Das Buch „Ich habe es überlegt" der drei Autoren Arline Westmeier, Ellen von Aesch und Peter Glöckl dient wirklich der Aufklärung. In diesem gut zu lesenden Werk von 127 Seiten, herausgegeben vom Blaukreuz-Verlag, Wuppertal (1997), erzählen fünf Personen (einmal wird von einer Therapeutin über eine Person berichtet) ihr Leben des Missbrauchs und den Weg aus diesem Elend heraus. Gerade diese authentischen Berichte erleichtern es uns, die wir Außenstehende sind, ein wenig mehr von den inneren Nöten Betroffener zu erkennen und zu verstehen.

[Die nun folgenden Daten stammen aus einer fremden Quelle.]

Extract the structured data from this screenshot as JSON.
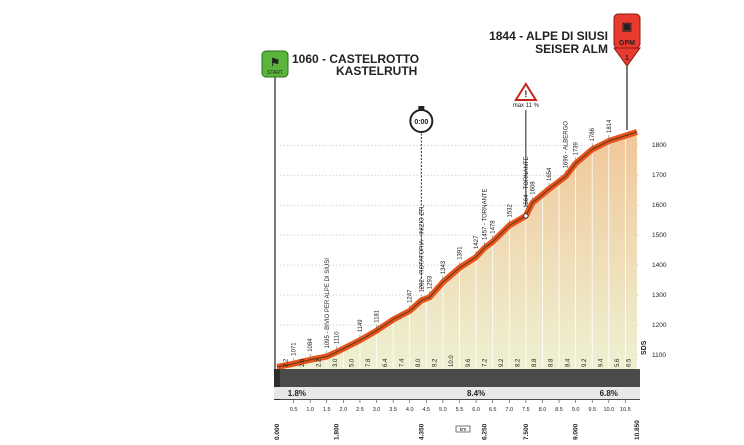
{
  "start": {
    "altitude_name": "1060 - CASTELROTTO",
    "alt_name": "KASTELRUTH",
    "badge": "START"
  },
  "finish": {
    "altitude_name": "1844 - ALPE DI SIUSI",
    "alt_name": "SEISER ALM",
    "badge": "GPM",
    "badge_number": "1"
  },
  "chrono_label": "0:00",
  "max_grade_label": "max 11 %",
  "distance_unit": "km",
  "axis_label": "SDS",
  "right_axis_ticks": [
    "1100",
    "1200",
    "1300",
    "1400",
    "1500",
    "1600",
    "1700",
    "1800"
  ],
  "chart_data": {
    "type": "area",
    "title": "",
    "xlabel": "",
    "ylabel": "",
    "ylim": [
      1000,
      1850
    ],
    "xlim": [
      0,
      10.85
    ],
    "profile": [
      {
        "x": 0.0,
        "y": 1060
      },
      {
        "x": 0.5,
        "y": 1071
      },
      {
        "x": 1.0,
        "y": 1084
      },
      {
        "x": 1.5,
        "y": 1095
      },
      {
        "x": 1.8,
        "y": 1110
      },
      {
        "x": 2.5,
        "y": 1149
      },
      {
        "x": 3.0,
        "y": 1181
      },
      {
        "x": 3.5,
        "y": 1218
      },
      {
        "x": 4.0,
        "y": 1247
      },
      {
        "x": 4.35,
        "y": 1282
      },
      {
        "x": 4.6,
        "y": 1293
      },
      {
        "x": 5.0,
        "y": 1343
      },
      {
        "x": 5.5,
        "y": 1391
      },
      {
        "x": 6.0,
        "y": 1427
      },
      {
        "x": 6.25,
        "y": 1457
      },
      {
        "x": 6.5,
        "y": 1478
      },
      {
        "x": 7.0,
        "y": 1532
      },
      {
        "x": 7.5,
        "y": 1564
      },
      {
        "x": 7.7,
        "y": 1608
      },
      {
        "x": 8.2,
        "y": 1654
      },
      {
        "x": 8.7,
        "y": 1696
      },
      {
        "x": 9.0,
        "y": 1739
      },
      {
        "x": 9.5,
        "y": 1786
      },
      {
        "x": 10.0,
        "y": 1814
      },
      {
        "x": 10.85,
        "y": 1844
      }
    ],
    "altitude_labels": [
      {
        "x": 0.5,
        "text": "1071"
      },
      {
        "x": 1.0,
        "text": "1084"
      },
      {
        "x": 1.5,
        "text": "1095 - BIVIO PER ALPE DI SIUSI"
      },
      {
        "x": 1.8,
        "text": "1110"
      },
      {
        "x": 2.5,
        "text": "1149"
      },
      {
        "x": 3.0,
        "text": "1181"
      },
      {
        "x": 4.0,
        "text": "1247"
      },
      {
        "x": 4.35,
        "text": "1282 - ROTATORIA - INIZIO ZTL"
      },
      {
        "x": 4.6,
        "text": "1293"
      },
      {
        "x": 5.0,
        "text": "1343"
      },
      {
        "x": 5.5,
        "text": "1391"
      },
      {
        "x": 6.0,
        "text": "1427"
      },
      {
        "x": 6.25,
        "text": "1457 - TORNANTE"
      },
      {
        "x": 6.5,
        "text": "1478"
      },
      {
        "x": 7.0,
        "text": "1532"
      },
      {
        "x": 7.5,
        "text": "1564 - TORNANTE"
      },
      {
        "x": 7.7,
        "text": "1608"
      },
      {
        "x": 8.2,
        "text": "1654"
      },
      {
        "x": 8.7,
        "text": "1696 - ALBERGO"
      },
      {
        "x": 9.0,
        "text": "1739"
      },
      {
        "x": 9.5,
        "text": "1786"
      },
      {
        "x": 10.0,
        "text": "1814"
      }
    ],
    "segment_gradients": [
      {
        "x": 0.25,
        "text": "2.2"
      },
      {
        "x": 0.75,
        "text": "2.6"
      },
      {
        "x": 1.25,
        "text": "2.2"
      },
      {
        "x": 1.75,
        "text": "3.0"
      },
      {
        "x": 2.25,
        "text": "5.0"
      },
      {
        "x": 2.75,
        "text": "7.8"
      },
      {
        "x": 3.25,
        "text": "6.4"
      },
      {
        "x": 3.75,
        "text": "7.4"
      },
      {
        "x": 4.25,
        "text": "8.0"
      },
      {
        "x": 4.75,
        "text": "9.2"
      },
      {
        "x": 5.25,
        "text": "10.0"
      },
      {
        "x": 5.75,
        "text": "9.6"
      },
      {
        "x": 6.25,
        "text": "7.2"
      },
      {
        "x": 6.75,
        "text": "9.2"
      },
      {
        "x": 7.25,
        "text": "8.2"
      },
      {
        "x": 7.75,
        "text": "8.8"
      },
      {
        "x": 8.25,
        "text": "8.8"
      },
      {
        "x": 8.75,
        "text": "8.4"
      },
      {
        "x": 9.25,
        "text": "9.2"
      },
      {
        "x": 9.75,
        "text": "9.4"
      },
      {
        "x": 10.25,
        "text": "5.6"
      },
      {
        "x": 10.6,
        "text": "6.5"
      }
    ],
    "avg_gradients": [
      {
        "x": 0.6,
        "text": "1.8%"
      },
      {
        "x": 6.0,
        "text": "8.4%"
      },
      {
        "x": 10.0,
        "text": "6.8%"
      }
    ],
    "km_ticks": [
      {
        "x": 0.5,
        "text": "0.5"
      },
      {
        "x": 1.0,
        "text": "1.0"
      },
      {
        "x": 1.5,
        "text": "1.5"
      },
      {
        "x": 2.0,
        "text": "2.0"
      },
      {
        "x": 2.5,
        "text": "2.5"
      },
      {
        "x": 3.0,
        "text": "3.0"
      },
      {
        "x": 3.5,
        "text": "3.5"
      },
      {
        "x": 4.0,
        "text": "4.0"
      },
      {
        "x": 4.5,
        "text": "4.5"
      },
      {
        "x": 5.0,
        "text": "5.0"
      },
      {
        "x": 5.5,
        "text": "5.5"
      },
      {
        "x": 6.0,
        "text": "6.0"
      },
      {
        "x": 6.5,
        "text": "6.5"
      },
      {
        "x": 7.0,
        "text": "7.0"
      },
      {
        "x": 7.5,
        "text": "7.5"
      },
      {
        "x": 8.0,
        "text": "8.0"
      },
      {
        "x": 8.5,
        "text": "8.5"
      },
      {
        "x": 9.0,
        "text": "9.0"
      },
      {
        "x": 9.5,
        "text": "9.5"
      },
      {
        "x": 10.0,
        "text": "10.0"
      },
      {
        "x": 10.5,
        "text": "10.5"
      }
    ],
    "key_distances": [
      {
        "x": 0.0,
        "text": "0.000"
      },
      {
        "x": 1.8,
        "text": "1.800"
      },
      {
        "x": 4.35,
        "text": "4.350"
      },
      {
        "x": 6.25,
        "text": "6.250"
      },
      {
        "x": 7.5,
        "text": "7.500"
      },
      {
        "x": 9.0,
        "text": "9.000"
      },
      {
        "x": 10.85,
        "text": "10.850"
      }
    ],
    "markers": {
      "chrono_x": 4.35,
      "max_grade_x": 7.5
    },
    "colors": {
      "profile_top": "#e8531b",
      "fill_top": "#f0c79a",
      "fill_bottom": "#eef1d2",
      "band": "#4a4a4a",
      "band_left": "#2e2e2e",
      "start_badge": "#5bb53d",
      "finish_badge": "#e83a2e"
    }
  }
}
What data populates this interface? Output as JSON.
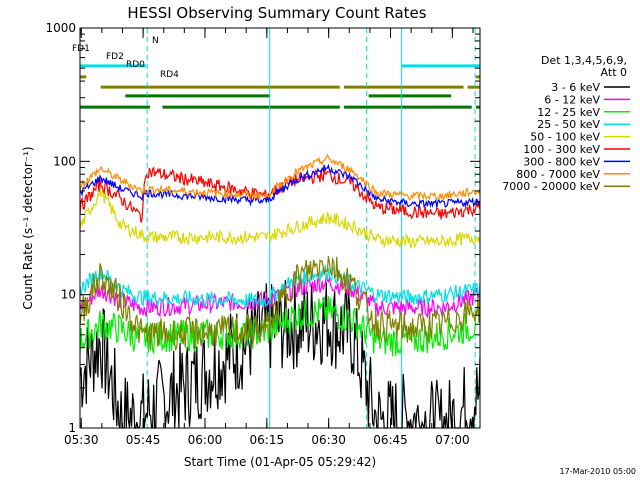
{
  "chart_data": {
    "type": "line",
    "title": "HESSI Observing Summary Count Rates",
    "xlabel": "Start Time (01-Apr-05 05:29:42)",
    "ylabel": "Count Rate (s⁻¹ detector⁻¹)",
    "yscale": "log",
    "ylim": [
      1,
      1000
    ],
    "xlim_minutes": [
      0,
      97
    ],
    "x_tick_labels": [
      "05:30",
      "05:45",
      "06:00",
      "06:15",
      "06:30",
      "06:45",
      "07:00"
    ],
    "x_tick_minutes": [
      0.3,
      15.3,
      30.3,
      45.3,
      60.3,
      75.3,
      90.3
    ],
    "y_tick_labels": [
      "1",
      "10",
      "100",
      "1000"
    ],
    "y_tick_values": [
      1,
      10,
      100,
      1000
    ],
    "legend_header": [
      "Det 1,3,4,5,6,9,",
      "Att 0"
    ],
    "legend_position": "right",
    "series": [
      {
        "name": "3 - 6 keV",
        "color": "#000000",
        "base": [
          2.5,
          4.5,
          1.2,
          1.2,
          1.3,
          5.5,
          6,
          6.5,
          5,
          1.1,
          1.2,
          1.0,
          1.8
        ],
        "x": [
          0,
          5,
          10,
          15,
          16,
          45,
          52,
          60,
          66,
          72,
          80,
          88,
          97
        ]
      },
      {
        "name": "6 - 12 keV",
        "color": "#ff00ff",
        "base": [
          8,
          11,
          9,
          8,
          8,
          9,
          11,
          12.5,
          11,
          8,
          8,
          8,
          10
        ],
        "x": [
          0,
          5,
          10,
          15,
          16,
          45,
          52,
          60,
          66,
          72,
          80,
          88,
          97
        ]
      },
      {
        "name": "12 - 25 keV",
        "color": "#00ee00",
        "base": [
          4.5,
          6,
          5.5,
          4.5,
          4.8,
          5.2,
          7,
          7.5,
          6.5,
          4.5,
          4.5,
          5,
          6
        ],
        "x": [
          0,
          5,
          10,
          15,
          16,
          45,
          52,
          60,
          66,
          72,
          80,
          88,
          97
        ]
      },
      {
        "name": "25 - 50 keV",
        "color": "#00e0e0",
        "base": [
          11,
          15,
          11,
          9.5,
          9.5,
          9,
          13,
          15,
          12,
          10,
          9.5,
          10,
          11
        ],
        "x": [
          0,
          5,
          10,
          15,
          16,
          45,
          52,
          60,
          66,
          72,
          80,
          88,
          97
        ]
      },
      {
        "name": "50 - 100 keV",
        "color": "#d8d800",
        "base": [
          32,
          60,
          33,
          28,
          27,
          27,
          32,
          38,
          33,
          26,
          25,
          25,
          27
        ],
        "x": [
          0,
          5,
          10,
          15,
          16,
          45,
          52,
          60,
          66,
          72,
          80,
          88,
          97
        ]
      },
      {
        "name": "100 - 300 keV",
        "color": "#ff0000",
        "base": [
          45,
          68,
          52,
          38,
          85,
          55,
          72,
          80,
          68,
          45,
          42,
          40,
          45
        ],
        "x": [
          0,
          5,
          10,
          15,
          16,
          45,
          52,
          60,
          66,
          72,
          80,
          88,
          97
        ]
      },
      {
        "name": "300 - 800 keV",
        "color": "#0000ff",
        "base": [
          58,
          75,
          62,
          55,
          58,
          50,
          72,
          90,
          75,
          52,
          48,
          48,
          50
        ],
        "x": [
          0,
          5,
          10,
          15,
          16,
          45,
          52,
          60,
          66,
          72,
          80,
          88,
          97
        ]
      },
      {
        "name": "800 - 7000 keV",
        "color": "#ff8c00",
        "base": [
          65,
          88,
          72,
          60,
          62,
          55,
          82,
          105,
          85,
          58,
          55,
          55,
          60
        ],
        "x": [
          0,
          5,
          10,
          15,
          16,
          45,
          52,
          60,
          66,
          72,
          80,
          88,
          97
        ]
      },
      {
        "name": "7000 - 20000 keV",
        "color": "#808000",
        "base": [
          7,
          14,
          9,
          5,
          5,
          5.5,
          13,
          18,
          12,
          6,
          5.5,
          6,
          8
        ],
        "x": [
          0,
          5,
          10,
          15,
          16,
          45,
          52,
          60,
          66,
          72,
          80,
          88,
          97
        ]
      }
    ],
    "flags": [
      {
        "label": "N",
        "color": "#00e0e0",
        "y": 520,
        "segments": [
          [
            0,
            16
          ],
          [
            78,
            97
          ]
        ]
      },
      {
        "label": "FD1",
        "color": "#808000",
        "y": 430,
        "segments": [
          [
            0,
            1.5
          ],
          [
            96,
            97
          ]
        ]
      },
      {
        "label": "FD2",
        "color": "#808000",
        "y": 360,
        "segments": [
          [
            5,
            63
          ],
          [
            64,
            93
          ],
          [
            94,
            97
          ]
        ]
      },
      {
        "label": "RD0",
        "color": "#007700",
        "y": 310,
        "segments": [
          [
            11,
            46
          ],
          [
            70,
            90
          ]
        ]
      },
      {
        "label": "RD4",
        "color": "#007700",
        "y": 255,
        "segments": [
          [
            0,
            17
          ],
          [
            20,
            63
          ],
          [
            64,
            95
          ],
          [
            96,
            97
          ]
        ]
      }
    ],
    "vlines": [
      {
        "x": 0,
        "style": "solid"
      },
      {
        "x": 16.3,
        "style": "dashed"
      },
      {
        "x": 46,
        "style": "solid"
      },
      {
        "x": 69.5,
        "style": "dashed"
      },
      {
        "x": 78,
        "style": "solid"
      },
      {
        "x": 95.8,
        "style": "dashed"
      }
    ],
    "footer_date": "17-Mar-2010 05:00"
  }
}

Wer würde glauben, dass man den erlebten Missbrauch derart verdrängen kann, dass man sich gar nicht mehr daran erinnern kann? Eine der genannten Lebensberichte zeigt, dass dies tatsächlich möglich ist. Erst die Schwierigkeiten im späteren Leben, die auf die Narben des Missbrauchs zurückzuführen sind, machten es möglich, den erlebten Missbrauch aufzuarbeiten. Man lernt daraus auch, dass es einer solchen Ver- und Aufarbeitung bedarf. Ohne eine solche Therapie ist es im Allgemeinen unmöglich, ein einigermaßen normales Leben zu führen.

Sehr nützlich sind in diesem Buch die Berichte der Mutter einer Missbrauchten und des Ehemannes einer als Kind sexuell missbrauchten Frau. Beide Berichte helfen, die Nöte in der „Umgebung" eines Opfers besser zu verstehen. Ehepartner von sexuell missbrauchten Kindern haben es überaus schwer. Gerade dann, wenn der Missbrauch noch nicht verarbeitet werden konnte, sind sie oft (mit) Leidtragende des Missbrauchs. Umso wichtiger ist es, dass sie verstehen, dass die Schwierigkeiten im sexuellen und sozialen Umgang nicht in ihnen begründet liegen, dass sie es aber ohne fremde Hilfe nicht schaffen werden, diese Probleme zu lösen.

Wichtig ist auch, dass man lernt, dass das familiäre Umfeld oftmals alles andere als positiv auf die Enthüllung eines familieninternen Missbrauchs reagiert. Denn durch eine solche Offenlegung werden der Familienfriede und die Familienidylle empfindlich gestört. Da manche Brüder, Schwestern und Elternteile der Meinung sind, wenn so etwas erst nach vielen Jahren herauskommt, dass es dann auch weiter ein Geheimnis hätte bleiben können, machen sie dem Opfer, dem eigentlich geholfen werden müsste, zum Teil groteske Vorwürfe. Leider muss man damit auch heute noch rechnen.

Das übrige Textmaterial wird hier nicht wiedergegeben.